Urban Development: During next 5 years, in urban sector, the Government would mainly concentrate on urban infrastructure development, solid waste management, water supply schemes slum development etc. in order to augment the basic civic amenities and infrastructure. GoMP was one of the first states to prepare City Development Plans of four cities and get projects approved under JNNURM and Integrated Housing and Slum Development Programme (IHSDP) of Government, of India. During 2007-08,35 ongoing projects and 15 new projects will be taken up under JNNURM and during the Five Year Plan, a total of 55 projects are proposed to be carried out. Similarly, under IHSDP, 20 ongoing projects and 30 new projects will be implemented during 2007-08, and a total of 150 projects will be carried out in the 11th Five Year Plan. The department will continue to implement Swarna Jayanti Shahari Rojgar Yojna (SJSRY) for self employment of the poor and for providing wage employment.
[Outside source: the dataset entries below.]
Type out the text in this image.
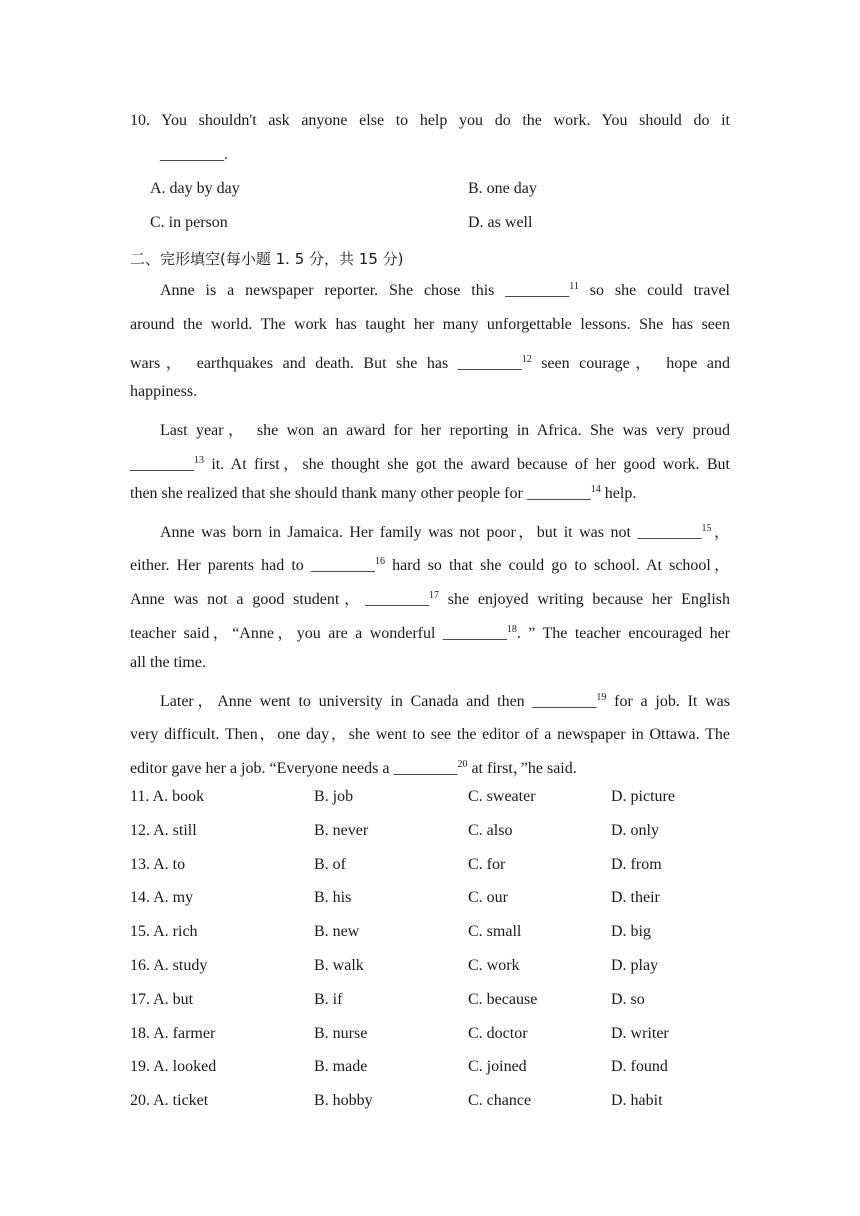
10. You shouldn't ask anyone else to help you do the work. You should do it
________.
A. day by day	B. one day
C. in person	D. as well
二、完形填空(每小题 1. 5 分，共 15 分)
Anne is a newspaper reporter. She chose this ________$^{11}$ so she could travel
around the world. The work has taught her many unforgettable lessons. She has seen
wars， earthquakes and death. But she has ________$^{12}$ seen courage， hope and
happiness.
Last year， she won an award for her reporting in Africa. She was very proud
________$^{13}$ it. At first，she thought she got the award because of her good work. But
then she realized that she should thank many other people for ________$^{14}$ help.
Anne was born in Jamaica. Her family was not poor，but it was not ________$^{15}$，
either. Her parents had to ________$^{16}$ hard so that she could go to school. At school，
Anne was not a good student，________$^{17}$ she enjoyed writing because her English
teacher said，“Anne，you are a wonderful ________$^{18}$. ” The teacher encouraged her
all the time.
Later，Anne went to university in Canada and then ________$^{19}$ for a job. It was
very difficult. Then，one day，she went to see the editor of a newspaper in Ottawa. The
editor gave her a job. “Everyone needs a ________$^{20}$ at first，”he said.
11. A. book	B. job	C. sweater	D. picture
12. A. still	B. never	C. also	D. only
13. A. to	B. of	C. for	D. from
14. A. my	B. his	C. our	D. their
15. A. rich	B. new	C. small	D. big
16. A. study	B. walk	C. work	D. play
17. A. but	B. if	C. because	D. so
18. A. farmer	B. nurse	C. doctor	D. writer
19. A. looked	B. made	C. joined	D. found
20. A. ticket	B. hobby	C. chance	D. habit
Rs. 526 crores have been provided under the scheme for
infrastructure development in 125 small and medium towns under the Urban
Infrastructure Development Scheme of Small and Medium Towns (UIDSSMT).
With assistance from Department for International Development (DFID) of UK, the
government has launched Madhya Pradesh Urban Management Program (MPUSP) in 4
major cities (Indore, Bhopal, Gwalior and Jabalpur) of the state. The financial
assistance is meant for Urban Management, Democratic Administration and basic
facilities to the poor. MPUSP would provide with financial assistance of Rs. 320
crores for coming 5 years.
Irrigation: Only about 37 percent of the net sown area has
irrigation facility leaving large population of farmers particularly the small
and marginal farmers to the vagaries of monsoon. The broad strategy and
priorities proposed for the Eleventh Plan are to complete ongoing projects, make
much more effective use of irrigation facilities created both from existing and
new schemes, and to improve and restore old irrigation schemes. During Eleve'nth
Plan emphasis has been laid to obtain funds or loans from AIBP, NABARD and
multilateral funding agencies like JBIC, World Bank etc. State Govt, has made a
provision for such loans in the plan. MPWSRP and creation of Command Area
Development Cell in the WRD department will help in enhancing the utilization of
created capacities.
It is proposed to create 7.06 lakh hectare additional irrigation potential
through irrigation projects to be implemented by the WRD department. 3.56 lakh
hect. potential is proposed to be created through the schemes being implemented
by NVDA. Besides, substantial irrigation potential will be created through
schemes of Rural Development and Agriculture Development Departments. The
watershed development and water conservation programmes will also help develop
irrigation potential in the private sector through wells and tube-wells etc.
These investments are expected to play a critical role in enhancing growth in
agriculture and horticulture in the Eleventh Plan.
Energy: The present installed capacity of MPSEB as on 31.3.2006 is 2,990.45 MW comprising of 2,147.5 MW Thermal and 842.95 MW Hydel capacities. Further, it has a share of 1,665.85 MW in the central sector projects and additional allocation of 50 MW is available from EREB. Apart from the above, 1,000 MW from Indira Sagar HEP and 712.5 MW share as on 31.3.2006 from Sardar Sarovar HEP (Inter State) from NVDA is available. The total available power from MPSEB and NVDA is anticipated to be 5509.45 MW at the end of the tenth plan.